TRANSPORT OF PASSIVE TRACERS IN BAROCLINIC WAVE LIFE CYCLES


E. M. Stone and W. J. Randel, National Center for Atmospheric Research, Boulder, Colorado

J. L. Stanford, Department of Physics and Astronomy, Iowa State University, Ames, Iowa


J. Atmos. Sci., 56, 1364-1381 (1999)


Abstract

The transport of passive tracers in idealized baroclinic wave life cycles is studied using output from the NCAR community climate model (CCM2). We simulate two life cycles, LCn and LCs, starting with baroclinically unstable initial conditions similar to those used by Thorncroft et al. (1993) in their study of two life cycle paradigms. LCn and LCs have different initial horizontal wind shear structures which result in distinctive non linear development. In terms of potential vorticity-potential temperature (PV-theta) diagnostics, the LCn case is characterized by thinning troughs which are advected anticyclonically and equatorward, while the LCs case has broadening troughs which wrap up cyclonically and poleward.

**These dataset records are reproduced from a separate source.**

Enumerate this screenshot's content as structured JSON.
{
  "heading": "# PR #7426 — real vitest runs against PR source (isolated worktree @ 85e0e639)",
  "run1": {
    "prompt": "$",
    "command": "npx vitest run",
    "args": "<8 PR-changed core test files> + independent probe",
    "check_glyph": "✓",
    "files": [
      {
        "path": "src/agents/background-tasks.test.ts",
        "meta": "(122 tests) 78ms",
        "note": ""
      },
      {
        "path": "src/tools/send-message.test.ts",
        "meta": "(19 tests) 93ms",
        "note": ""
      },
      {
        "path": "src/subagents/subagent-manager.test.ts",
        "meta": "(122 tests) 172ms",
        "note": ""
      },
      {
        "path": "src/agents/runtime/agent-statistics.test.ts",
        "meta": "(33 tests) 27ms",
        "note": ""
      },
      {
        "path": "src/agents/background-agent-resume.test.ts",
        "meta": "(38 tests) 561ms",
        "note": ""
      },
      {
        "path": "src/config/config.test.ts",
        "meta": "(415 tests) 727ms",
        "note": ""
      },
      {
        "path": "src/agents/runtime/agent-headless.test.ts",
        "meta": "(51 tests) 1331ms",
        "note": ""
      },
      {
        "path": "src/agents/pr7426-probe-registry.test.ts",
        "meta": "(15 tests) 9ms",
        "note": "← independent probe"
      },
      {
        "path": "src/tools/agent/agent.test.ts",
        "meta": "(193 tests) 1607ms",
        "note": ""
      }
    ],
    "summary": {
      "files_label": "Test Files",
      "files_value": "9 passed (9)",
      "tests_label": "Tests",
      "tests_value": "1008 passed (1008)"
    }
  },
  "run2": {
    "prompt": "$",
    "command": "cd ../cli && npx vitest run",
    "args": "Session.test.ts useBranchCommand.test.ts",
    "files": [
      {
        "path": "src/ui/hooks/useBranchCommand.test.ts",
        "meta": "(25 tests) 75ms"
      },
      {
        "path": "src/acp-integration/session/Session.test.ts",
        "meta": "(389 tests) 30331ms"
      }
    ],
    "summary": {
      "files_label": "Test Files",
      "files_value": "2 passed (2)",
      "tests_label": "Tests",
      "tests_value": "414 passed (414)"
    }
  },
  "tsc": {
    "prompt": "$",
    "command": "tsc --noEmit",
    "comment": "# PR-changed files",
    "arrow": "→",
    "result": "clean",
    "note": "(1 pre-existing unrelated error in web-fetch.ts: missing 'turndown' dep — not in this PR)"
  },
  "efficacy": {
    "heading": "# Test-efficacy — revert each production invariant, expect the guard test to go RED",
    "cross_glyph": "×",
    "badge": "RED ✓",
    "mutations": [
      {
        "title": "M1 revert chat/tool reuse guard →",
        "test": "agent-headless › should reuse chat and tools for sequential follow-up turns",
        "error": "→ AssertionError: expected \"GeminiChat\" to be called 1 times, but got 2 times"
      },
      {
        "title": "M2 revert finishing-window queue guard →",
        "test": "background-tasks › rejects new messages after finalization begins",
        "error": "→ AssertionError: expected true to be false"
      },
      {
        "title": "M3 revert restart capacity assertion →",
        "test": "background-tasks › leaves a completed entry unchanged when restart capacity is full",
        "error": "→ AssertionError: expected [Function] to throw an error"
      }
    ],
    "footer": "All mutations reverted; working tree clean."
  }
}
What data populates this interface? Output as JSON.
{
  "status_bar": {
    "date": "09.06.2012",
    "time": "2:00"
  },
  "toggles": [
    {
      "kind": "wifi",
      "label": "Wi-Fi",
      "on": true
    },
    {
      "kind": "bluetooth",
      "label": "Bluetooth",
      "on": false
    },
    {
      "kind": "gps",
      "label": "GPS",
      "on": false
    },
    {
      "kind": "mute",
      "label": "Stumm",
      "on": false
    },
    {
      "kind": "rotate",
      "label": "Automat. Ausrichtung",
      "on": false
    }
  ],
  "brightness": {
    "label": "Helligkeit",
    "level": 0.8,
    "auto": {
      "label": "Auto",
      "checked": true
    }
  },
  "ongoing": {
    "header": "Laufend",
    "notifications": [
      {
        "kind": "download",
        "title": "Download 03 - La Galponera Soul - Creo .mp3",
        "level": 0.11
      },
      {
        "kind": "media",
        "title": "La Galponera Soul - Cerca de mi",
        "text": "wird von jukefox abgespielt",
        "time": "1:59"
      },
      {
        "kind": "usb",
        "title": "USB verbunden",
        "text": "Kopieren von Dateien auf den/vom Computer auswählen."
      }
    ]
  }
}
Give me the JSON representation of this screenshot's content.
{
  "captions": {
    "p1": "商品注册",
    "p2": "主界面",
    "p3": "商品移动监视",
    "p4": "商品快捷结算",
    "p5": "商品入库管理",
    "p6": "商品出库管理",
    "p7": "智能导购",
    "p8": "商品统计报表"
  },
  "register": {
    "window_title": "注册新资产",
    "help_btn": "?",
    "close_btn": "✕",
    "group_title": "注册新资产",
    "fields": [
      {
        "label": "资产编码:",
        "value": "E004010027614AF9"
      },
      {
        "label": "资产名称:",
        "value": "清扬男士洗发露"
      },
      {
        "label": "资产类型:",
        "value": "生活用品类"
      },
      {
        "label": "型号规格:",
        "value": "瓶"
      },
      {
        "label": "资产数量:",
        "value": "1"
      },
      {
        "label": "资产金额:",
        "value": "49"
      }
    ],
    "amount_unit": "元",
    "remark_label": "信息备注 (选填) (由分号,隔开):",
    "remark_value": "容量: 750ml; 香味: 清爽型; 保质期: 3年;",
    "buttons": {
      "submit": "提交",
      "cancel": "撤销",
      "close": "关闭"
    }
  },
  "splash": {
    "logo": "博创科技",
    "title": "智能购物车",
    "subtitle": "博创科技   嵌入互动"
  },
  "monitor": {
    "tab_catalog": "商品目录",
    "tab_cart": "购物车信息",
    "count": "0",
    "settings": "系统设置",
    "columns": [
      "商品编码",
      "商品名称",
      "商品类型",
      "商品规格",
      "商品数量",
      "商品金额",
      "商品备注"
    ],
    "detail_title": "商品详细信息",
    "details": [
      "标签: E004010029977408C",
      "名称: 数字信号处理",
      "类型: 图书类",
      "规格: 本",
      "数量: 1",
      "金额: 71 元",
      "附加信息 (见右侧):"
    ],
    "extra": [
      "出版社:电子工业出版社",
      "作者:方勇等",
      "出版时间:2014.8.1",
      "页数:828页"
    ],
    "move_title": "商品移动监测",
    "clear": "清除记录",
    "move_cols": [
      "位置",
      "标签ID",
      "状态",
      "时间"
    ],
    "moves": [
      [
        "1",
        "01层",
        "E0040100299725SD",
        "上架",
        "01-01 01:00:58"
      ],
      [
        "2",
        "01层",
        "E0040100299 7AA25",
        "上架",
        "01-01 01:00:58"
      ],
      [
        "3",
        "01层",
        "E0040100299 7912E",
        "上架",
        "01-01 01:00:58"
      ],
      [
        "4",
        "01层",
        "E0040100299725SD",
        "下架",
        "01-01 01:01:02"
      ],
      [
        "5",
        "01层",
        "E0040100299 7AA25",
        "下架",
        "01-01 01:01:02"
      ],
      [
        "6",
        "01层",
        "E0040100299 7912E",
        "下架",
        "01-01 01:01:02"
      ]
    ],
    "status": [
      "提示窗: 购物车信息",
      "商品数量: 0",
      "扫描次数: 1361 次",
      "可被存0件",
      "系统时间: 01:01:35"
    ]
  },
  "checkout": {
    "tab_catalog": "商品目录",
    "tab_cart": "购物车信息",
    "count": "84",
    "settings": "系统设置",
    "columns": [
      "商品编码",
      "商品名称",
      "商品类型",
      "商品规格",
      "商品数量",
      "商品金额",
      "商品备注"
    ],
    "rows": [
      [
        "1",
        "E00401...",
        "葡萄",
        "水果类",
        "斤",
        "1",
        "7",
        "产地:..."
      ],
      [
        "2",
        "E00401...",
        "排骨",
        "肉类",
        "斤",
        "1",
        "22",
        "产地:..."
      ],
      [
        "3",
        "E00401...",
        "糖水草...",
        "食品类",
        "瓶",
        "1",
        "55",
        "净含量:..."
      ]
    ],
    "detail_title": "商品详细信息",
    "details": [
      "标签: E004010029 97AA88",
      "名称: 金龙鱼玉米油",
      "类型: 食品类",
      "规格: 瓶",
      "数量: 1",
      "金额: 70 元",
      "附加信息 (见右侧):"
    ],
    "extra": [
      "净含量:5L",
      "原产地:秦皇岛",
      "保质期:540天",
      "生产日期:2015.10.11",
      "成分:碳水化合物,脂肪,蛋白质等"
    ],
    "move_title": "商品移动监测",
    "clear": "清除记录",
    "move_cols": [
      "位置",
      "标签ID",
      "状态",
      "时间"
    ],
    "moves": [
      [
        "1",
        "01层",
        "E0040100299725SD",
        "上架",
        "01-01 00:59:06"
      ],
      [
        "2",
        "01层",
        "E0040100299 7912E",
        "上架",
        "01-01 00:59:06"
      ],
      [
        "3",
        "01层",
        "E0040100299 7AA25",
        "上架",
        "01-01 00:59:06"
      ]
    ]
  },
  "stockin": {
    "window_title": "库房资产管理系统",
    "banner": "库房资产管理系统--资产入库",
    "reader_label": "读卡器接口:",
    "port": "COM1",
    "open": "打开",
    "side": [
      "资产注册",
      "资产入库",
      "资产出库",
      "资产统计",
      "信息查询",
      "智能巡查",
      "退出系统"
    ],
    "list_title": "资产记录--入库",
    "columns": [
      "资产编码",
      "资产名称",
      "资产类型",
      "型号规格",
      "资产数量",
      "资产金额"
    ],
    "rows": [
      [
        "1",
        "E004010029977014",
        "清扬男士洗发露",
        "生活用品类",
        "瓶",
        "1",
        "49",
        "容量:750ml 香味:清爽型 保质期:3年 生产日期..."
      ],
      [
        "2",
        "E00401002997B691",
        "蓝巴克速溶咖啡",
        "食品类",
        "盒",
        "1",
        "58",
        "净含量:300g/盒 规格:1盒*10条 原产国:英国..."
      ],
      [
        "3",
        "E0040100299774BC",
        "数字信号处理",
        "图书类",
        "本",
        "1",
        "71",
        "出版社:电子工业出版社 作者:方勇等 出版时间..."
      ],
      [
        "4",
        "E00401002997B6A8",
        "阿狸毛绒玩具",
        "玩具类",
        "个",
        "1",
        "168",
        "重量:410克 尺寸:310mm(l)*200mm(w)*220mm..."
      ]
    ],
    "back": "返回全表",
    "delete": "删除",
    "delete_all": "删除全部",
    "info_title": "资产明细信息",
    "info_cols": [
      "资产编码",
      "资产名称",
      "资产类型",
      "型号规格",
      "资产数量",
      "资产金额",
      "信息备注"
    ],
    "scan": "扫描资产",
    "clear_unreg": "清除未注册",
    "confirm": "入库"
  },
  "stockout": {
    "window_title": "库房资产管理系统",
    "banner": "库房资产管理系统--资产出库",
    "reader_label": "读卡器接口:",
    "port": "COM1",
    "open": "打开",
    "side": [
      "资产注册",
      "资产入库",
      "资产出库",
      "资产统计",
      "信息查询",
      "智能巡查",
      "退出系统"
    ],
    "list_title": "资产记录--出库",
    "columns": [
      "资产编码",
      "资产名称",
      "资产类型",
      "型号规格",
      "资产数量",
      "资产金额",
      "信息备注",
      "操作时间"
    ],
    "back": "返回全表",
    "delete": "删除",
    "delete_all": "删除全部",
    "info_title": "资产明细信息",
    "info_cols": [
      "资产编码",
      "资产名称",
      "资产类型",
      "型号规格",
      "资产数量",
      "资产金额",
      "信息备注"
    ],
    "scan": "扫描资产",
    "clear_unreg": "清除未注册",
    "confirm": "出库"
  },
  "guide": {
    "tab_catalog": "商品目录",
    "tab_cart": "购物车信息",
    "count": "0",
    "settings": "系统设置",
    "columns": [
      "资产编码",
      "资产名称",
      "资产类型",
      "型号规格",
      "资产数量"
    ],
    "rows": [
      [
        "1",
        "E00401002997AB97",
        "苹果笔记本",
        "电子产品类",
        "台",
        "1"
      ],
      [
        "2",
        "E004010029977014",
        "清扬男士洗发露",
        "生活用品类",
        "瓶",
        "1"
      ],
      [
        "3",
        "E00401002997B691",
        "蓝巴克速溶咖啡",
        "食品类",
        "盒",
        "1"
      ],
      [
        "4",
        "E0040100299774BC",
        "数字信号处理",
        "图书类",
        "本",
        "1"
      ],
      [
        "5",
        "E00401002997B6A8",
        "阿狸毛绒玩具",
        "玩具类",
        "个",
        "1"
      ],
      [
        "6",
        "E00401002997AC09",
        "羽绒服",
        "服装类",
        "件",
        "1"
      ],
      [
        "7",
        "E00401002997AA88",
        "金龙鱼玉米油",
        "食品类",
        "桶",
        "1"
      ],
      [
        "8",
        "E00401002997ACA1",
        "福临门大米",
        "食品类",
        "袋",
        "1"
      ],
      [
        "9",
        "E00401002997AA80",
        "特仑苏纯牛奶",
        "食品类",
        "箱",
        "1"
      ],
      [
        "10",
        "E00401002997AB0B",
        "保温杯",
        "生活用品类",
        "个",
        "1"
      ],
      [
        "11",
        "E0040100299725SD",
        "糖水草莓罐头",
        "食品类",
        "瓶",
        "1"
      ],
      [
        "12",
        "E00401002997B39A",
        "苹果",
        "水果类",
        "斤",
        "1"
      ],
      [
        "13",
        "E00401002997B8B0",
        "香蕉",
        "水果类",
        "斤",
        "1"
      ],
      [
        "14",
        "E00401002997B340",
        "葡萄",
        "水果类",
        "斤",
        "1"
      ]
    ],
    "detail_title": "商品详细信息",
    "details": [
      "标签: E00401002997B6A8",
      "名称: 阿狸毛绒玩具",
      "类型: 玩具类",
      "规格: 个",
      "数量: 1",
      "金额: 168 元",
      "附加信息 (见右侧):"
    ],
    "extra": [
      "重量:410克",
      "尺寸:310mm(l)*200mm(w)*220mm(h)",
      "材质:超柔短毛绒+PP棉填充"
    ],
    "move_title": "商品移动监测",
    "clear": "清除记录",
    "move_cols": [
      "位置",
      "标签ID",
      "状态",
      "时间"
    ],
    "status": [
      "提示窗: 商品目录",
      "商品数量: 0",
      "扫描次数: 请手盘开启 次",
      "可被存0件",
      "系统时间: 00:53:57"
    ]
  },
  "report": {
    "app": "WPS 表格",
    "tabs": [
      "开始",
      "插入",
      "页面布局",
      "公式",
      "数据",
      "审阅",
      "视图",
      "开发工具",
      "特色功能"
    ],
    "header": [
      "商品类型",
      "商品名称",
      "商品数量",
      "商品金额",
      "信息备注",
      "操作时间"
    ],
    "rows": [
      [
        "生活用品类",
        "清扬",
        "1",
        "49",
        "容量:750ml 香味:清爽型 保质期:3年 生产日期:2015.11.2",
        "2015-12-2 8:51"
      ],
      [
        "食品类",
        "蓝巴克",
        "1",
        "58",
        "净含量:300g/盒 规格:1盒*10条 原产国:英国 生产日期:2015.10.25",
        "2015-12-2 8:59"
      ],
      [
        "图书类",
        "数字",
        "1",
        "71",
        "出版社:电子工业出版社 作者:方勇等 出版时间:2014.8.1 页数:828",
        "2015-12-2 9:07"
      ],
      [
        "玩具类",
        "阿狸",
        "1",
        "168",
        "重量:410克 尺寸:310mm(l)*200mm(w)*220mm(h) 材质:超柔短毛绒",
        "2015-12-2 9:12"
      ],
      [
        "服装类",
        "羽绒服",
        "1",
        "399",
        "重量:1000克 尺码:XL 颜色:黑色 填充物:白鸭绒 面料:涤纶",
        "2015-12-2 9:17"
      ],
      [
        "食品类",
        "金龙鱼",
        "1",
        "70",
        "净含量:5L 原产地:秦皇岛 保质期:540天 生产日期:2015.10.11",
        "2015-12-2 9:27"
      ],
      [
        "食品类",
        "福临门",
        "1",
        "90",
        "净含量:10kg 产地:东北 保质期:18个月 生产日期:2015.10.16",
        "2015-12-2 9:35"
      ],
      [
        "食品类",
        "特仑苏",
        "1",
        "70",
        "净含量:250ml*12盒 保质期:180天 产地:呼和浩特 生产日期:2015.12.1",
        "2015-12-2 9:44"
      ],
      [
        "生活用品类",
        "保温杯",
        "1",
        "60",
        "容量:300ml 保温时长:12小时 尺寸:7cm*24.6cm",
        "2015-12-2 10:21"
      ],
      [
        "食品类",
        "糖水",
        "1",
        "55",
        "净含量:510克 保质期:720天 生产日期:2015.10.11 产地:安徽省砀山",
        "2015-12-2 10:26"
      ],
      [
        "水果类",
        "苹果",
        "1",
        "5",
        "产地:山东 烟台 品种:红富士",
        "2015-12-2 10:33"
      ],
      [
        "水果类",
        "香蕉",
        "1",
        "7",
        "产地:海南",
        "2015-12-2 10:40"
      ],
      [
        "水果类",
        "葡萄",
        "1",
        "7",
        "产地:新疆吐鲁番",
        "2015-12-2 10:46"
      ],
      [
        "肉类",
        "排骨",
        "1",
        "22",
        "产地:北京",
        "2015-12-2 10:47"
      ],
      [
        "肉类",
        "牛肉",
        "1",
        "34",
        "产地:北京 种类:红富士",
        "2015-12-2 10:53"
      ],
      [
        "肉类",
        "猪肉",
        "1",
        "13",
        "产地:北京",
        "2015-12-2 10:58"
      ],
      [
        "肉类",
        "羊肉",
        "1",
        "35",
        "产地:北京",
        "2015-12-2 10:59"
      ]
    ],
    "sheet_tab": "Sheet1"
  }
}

Four idealized passive tracers are included in the model to be advected by the semi-Lagrangian transport scheme of the CCM2, and their evolutions are investigated throughout the life cycles. Tracer budgets are analyzed in terms of the transformed Eulerian mean (TEM) constituent transport formalism. Results for both LCn and LCs show transport that is downgradient with respect to the background structure of the tracer field, but with a characteristic spatial structure which maximizes in the middle to high latitudes. For the idealized tropospheric tracers in this study, this represents a net upward and poleward transport that enhances concentrations at high latitudes. These results vary little with the initial distribution of the constituent field. The time tendency of the tracer is influenced most strongly by the eddy flux term, with the largest transport occurring during the non linear growth stage of the life cycle. We also study the transport of a lower-stratospheric tracer, to quantify stratosphere-troposphere exchange for baroclinic waves.